I've really enjoyed reading this blog, including the comments over the past few months. Each time I get an alert to a new posting, I check it out.

I remember that evil thing! Luckily I had the One Touch "Penlet" device, but it broke once and I had to use this thing as a backup. I never had a problem giving myself shots or pricking my finger before that, but just knowing how far back you had to pull that thing to "cock it", the though of pressing that button scared the living hell out of me. And why on earth did the lancet need to be so long? I just don't get it.

I've researched and found that there's a glucose meter or not a pricking thing on your finger device. It's not out yet because they're checking on it's accuracy. It looks like an mp3 player.
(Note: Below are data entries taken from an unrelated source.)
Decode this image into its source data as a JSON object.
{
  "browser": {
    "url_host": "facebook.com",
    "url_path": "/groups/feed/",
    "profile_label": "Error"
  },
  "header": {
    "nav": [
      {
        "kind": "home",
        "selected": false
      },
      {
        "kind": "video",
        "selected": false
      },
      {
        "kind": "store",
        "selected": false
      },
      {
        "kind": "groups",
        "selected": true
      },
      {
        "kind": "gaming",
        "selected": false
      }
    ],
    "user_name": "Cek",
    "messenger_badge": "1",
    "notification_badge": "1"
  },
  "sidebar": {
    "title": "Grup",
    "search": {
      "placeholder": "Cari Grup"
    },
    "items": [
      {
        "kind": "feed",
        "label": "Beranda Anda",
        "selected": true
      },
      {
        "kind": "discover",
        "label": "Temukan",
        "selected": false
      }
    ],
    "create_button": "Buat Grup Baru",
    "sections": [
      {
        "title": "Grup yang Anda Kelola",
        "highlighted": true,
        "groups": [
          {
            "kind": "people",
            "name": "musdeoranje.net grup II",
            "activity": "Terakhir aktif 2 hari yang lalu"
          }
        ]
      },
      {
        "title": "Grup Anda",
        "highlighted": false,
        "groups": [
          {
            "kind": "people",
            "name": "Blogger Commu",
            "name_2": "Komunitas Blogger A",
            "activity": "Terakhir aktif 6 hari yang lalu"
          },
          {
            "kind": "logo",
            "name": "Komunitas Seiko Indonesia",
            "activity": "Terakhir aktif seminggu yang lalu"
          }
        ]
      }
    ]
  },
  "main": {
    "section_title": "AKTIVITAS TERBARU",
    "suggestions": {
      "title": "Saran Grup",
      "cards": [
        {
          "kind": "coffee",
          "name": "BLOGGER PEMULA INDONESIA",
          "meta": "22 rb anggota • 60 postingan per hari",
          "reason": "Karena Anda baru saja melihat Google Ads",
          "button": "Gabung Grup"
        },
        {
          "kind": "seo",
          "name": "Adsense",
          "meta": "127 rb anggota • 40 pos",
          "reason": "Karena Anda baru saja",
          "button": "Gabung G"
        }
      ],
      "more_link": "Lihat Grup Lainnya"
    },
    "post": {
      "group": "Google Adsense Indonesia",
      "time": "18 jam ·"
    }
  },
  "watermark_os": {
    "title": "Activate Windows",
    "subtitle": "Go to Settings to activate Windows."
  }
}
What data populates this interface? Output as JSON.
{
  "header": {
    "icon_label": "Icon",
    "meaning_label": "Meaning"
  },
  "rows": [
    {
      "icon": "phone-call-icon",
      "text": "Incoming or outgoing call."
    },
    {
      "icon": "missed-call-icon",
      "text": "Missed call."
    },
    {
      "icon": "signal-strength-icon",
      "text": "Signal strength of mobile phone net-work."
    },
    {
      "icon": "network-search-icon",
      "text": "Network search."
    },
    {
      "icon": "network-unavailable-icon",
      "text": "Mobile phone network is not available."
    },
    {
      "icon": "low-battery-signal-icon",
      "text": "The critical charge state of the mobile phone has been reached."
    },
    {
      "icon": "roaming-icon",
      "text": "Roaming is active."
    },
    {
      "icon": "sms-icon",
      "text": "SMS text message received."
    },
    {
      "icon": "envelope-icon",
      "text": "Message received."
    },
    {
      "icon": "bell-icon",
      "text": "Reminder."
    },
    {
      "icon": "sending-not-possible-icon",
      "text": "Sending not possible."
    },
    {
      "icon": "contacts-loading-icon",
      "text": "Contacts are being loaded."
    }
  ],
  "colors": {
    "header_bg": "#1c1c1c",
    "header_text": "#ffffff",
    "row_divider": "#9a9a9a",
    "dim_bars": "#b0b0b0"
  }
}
Oh man. I totally remember that thing. OUCH!

I am not squeamish by nature, but OMG....seeing that horrible contraption after all these years actually made me shiver! I had one of those things--and that is the ONE, SINGLE reason that I never tested! I told my mom that I did, but I lied, lied, lied. To this day, I still cannot prick my own finger--even with one of the ultra-fine lancets/devices. I've been scarred for life because of that awful thing! PS: My endocrinologist lets me use my earlobe to test my blood. There is almost no feeling in the lower, fatty part and you can get a pretty good drop of blood from it and the results don't differ much from the finger poke.


I forgot about that thing. Yes, I had one, too.

I'm going to have nightmares tonight.

seeing that pic make me feel ill, its horrible when ya young and the first thing they use in hospital to test ya blood is that, im glad there have been improvements

lol, i remember that thing! i still have mine in a drawer of old school torture products. anyone remember a device to inject your insulin for you? it was a foot long and was like a broom sticks thickness, you'd cock it back and press this rd button and "KER-SMACK!" it would slam your syringe into you and inject it in a nano second. wish i still had that baby.

Good God! This was the thing that led to my 27 year phobia of lancing devices - I have only just got over it!! Those were the days my doctor told me to cut the strips in half to help save money! Hurrah for medical advances!